The New York Times published a front-page article Sunday under the headline “Braced for a Shift in Congress, Obama Is Setting a New Agenda.” The article reported that top White House aides have been meeting for weeks “mapping possible compromises with Republicans” in anticipation of a Republican takeover of the Senate.

The newspaper suggested that, “if Republicans are fully in charge of Congress rather than mainly an opposition party, both sides may have an incentive to strike deals,” identifying as the main areas of potential agreement “trade, corporate taxes and infrastructure.”

Agreements in these areas could include an across-the-board cut in corporate income taxes, expanded authority for the White House to negotiate pro-corporate trade deals, direct subsidies to construction and engineering companies (infrastructure), and a one-time windfall tax break for corporations that bring offshore profits back to the US (worth an estimated $400 billion to corporate America).

Other areas of possible agreement, according to the Times, are cyber security and surveillance—measures to expand the powers of the national security apparatus to spy on the American people and to wage electronic warfare against foreign rivals.

On Monday the Washington Post raised the same issue with a lead editorial declaring that talk of “gridlock” in official Washington “has gotten a bit overdone.” The Post continued: “Beneath the conflictual surface, there are a surprising number of policy areas in which bipartisan agreement is not only imaginable but incipient, and where the two parties could produce results in the next Congress.”

While here have been hints about the direction of domestic policy after the election, the media and politicians have remained silent on the major actions in foreign policy that are in the pipeline.

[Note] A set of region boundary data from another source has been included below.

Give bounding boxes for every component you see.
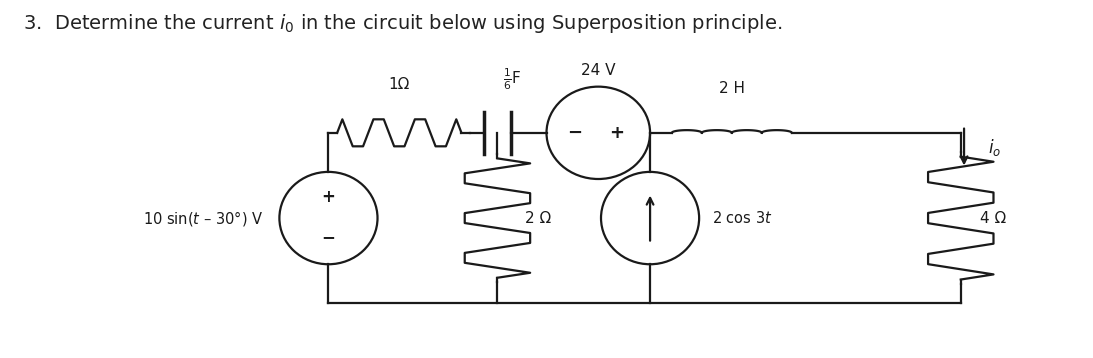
Text: 3.  Determine the current $i_0$ in the circuit below using Superposition princip: 3. Determine the current $i_0$ in the ci… [23, 12, 783, 35]
Text: 2 Ω: 2 Ω [525, 211, 551, 226]
Text: 1Ω: 1Ω [389, 77, 410, 92]
Text: $i_o$: $i_o$ [988, 136, 1001, 158]
Text: 10 sin($t$ – 30°) V: 10 sin($t$ – 30°) V [142, 209, 263, 228]
Text: −: − [567, 124, 583, 142]
Text: +: + [609, 124, 624, 142]
Text: 2 H: 2 H [719, 81, 744, 96]
Text: +: + [321, 188, 336, 206]
Text: 2 cos 3$t$: 2 cos 3$t$ [713, 210, 773, 226]
Text: 24 V: 24 V [581, 63, 615, 78]
Text: $\frac{1}{6}$F: $\frac{1}{6}$F [503, 66, 521, 92]
Text: 4 Ω: 4 Ω [980, 211, 1007, 226]
Text: −: − [321, 228, 336, 246]
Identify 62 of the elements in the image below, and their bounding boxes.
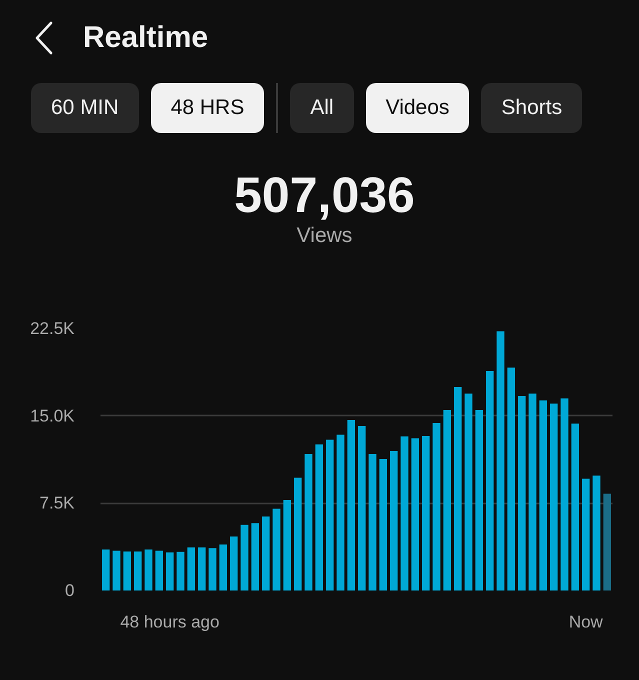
bar	[347, 420, 356, 590]
bar	[283, 500, 292, 590]
bar	[326, 440, 334, 590]
bar	[454, 386, 462, 590]
bar	[582, 478, 590, 590]
bar	[400, 436, 408, 590]
text: 60 MIN	[31, 83, 139, 133]
bar	[187, 547, 196, 590]
bar	[219, 544, 228, 590]
bar	[315, 444, 324, 590]
bar	[496, 331, 504, 590]
text: Videos	[366, 83, 470, 133]
chart-title: Realtime	[83, 20, 208, 56]
y-tick-label: 15.0K	[30, 406, 76, 426]
y-tick-label: 22.5K	[30, 319, 76, 338]
bar	[368, 454, 376, 590]
bar	[112, 550, 120, 590]
bar	[592, 476, 600, 590]
bar	[379, 459, 388, 590]
bar	[336, 434, 344, 590]
text: 48 HRS	[150, 83, 264, 133]
text: All	[290, 83, 354, 133]
bar	[528, 394, 536, 590]
bar	[411, 438, 420, 590]
bar	[294, 478, 302, 590]
bar	[390, 451, 398, 590]
y-tick-label: 0	[65, 581, 75, 600]
bar	[603, 494, 612, 590]
text: 507,036	[233, 167, 416, 223]
bar	[571, 424, 580, 590]
bar	[198, 547, 206, 590]
bar	[240, 524, 248, 590]
bar	[486, 371, 494, 590]
bar	[123, 551, 132, 590]
bar	[443, 410, 452, 590]
text: Views	[296, 223, 354, 249]
bar	[155, 550, 164, 590]
bar	[102, 550, 110, 590]
bar	[432, 423, 440, 590]
text: Shorts	[481, 83, 582, 133]
bar	[166, 552, 174, 590]
bar	[304, 454, 312, 590]
bar	[134, 551, 142, 590]
bar	[518, 396, 526, 590]
x-tick-label: Now	[568, 612, 604, 632]
bar	[262, 516, 270, 590]
bar	[272, 508, 280, 590]
bar	[176, 552, 184, 590]
bar	[358, 426, 366, 590]
bar	[475, 410, 484, 590]
bar	[507, 368, 516, 590]
x-tick-label: 48 hours ago	[120, 612, 220, 632]
bar	[251, 523, 260, 590]
bar	[230, 536, 238, 590]
bar	[208, 548, 216, 590]
bar	[550, 404, 558, 590]
bar	[560, 398, 568, 590]
bar	[539, 400, 548, 590]
bar	[144, 550, 152, 590]
y-tick-label: 7.5K	[40, 494, 76, 513]
bar	[422, 436, 430, 590]
bar	[464, 394, 472, 590]
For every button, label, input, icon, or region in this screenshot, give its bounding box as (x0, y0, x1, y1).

Foremost among these is a planned congressional vote authorizing expanded US military action in Iraq and Syria.

Congress recessed for the election in September after hastily approving a Pentagon plan for $500 million in arms and training for selected Syrian rebel groups. But the authorization of a full-scale resumption of the war in Iraq, now being openly discussed in military circles, was put off until the lame duck session of Congress that will convene in the weeks immediately following the election. This was deliberate, to deprive the antiwar majority of the American people any voice in the decision to escalate the war in the Middle East.

Also postponed until after the election is the release of the Senate Intelligence Committee’s report on torture of prisoners at CIA “black site” prisons overseas and at Guantanamo Bay. If the Republicans win control of the Senate, they are likely to suppress the report altogether.

What exists in Washington, and in every state capital, is government of the rich, by the rich and for the rich. It is not enough for working people and young people to be alienated and hostile to this reality. Now is the time to take up the struggle to build a political alternative for the working class through a break with the two-party system and the development of a mass movement of working people based on socialist principles. This means joining and building the Socialist Equality Party, the only political organization that fights for this perspective.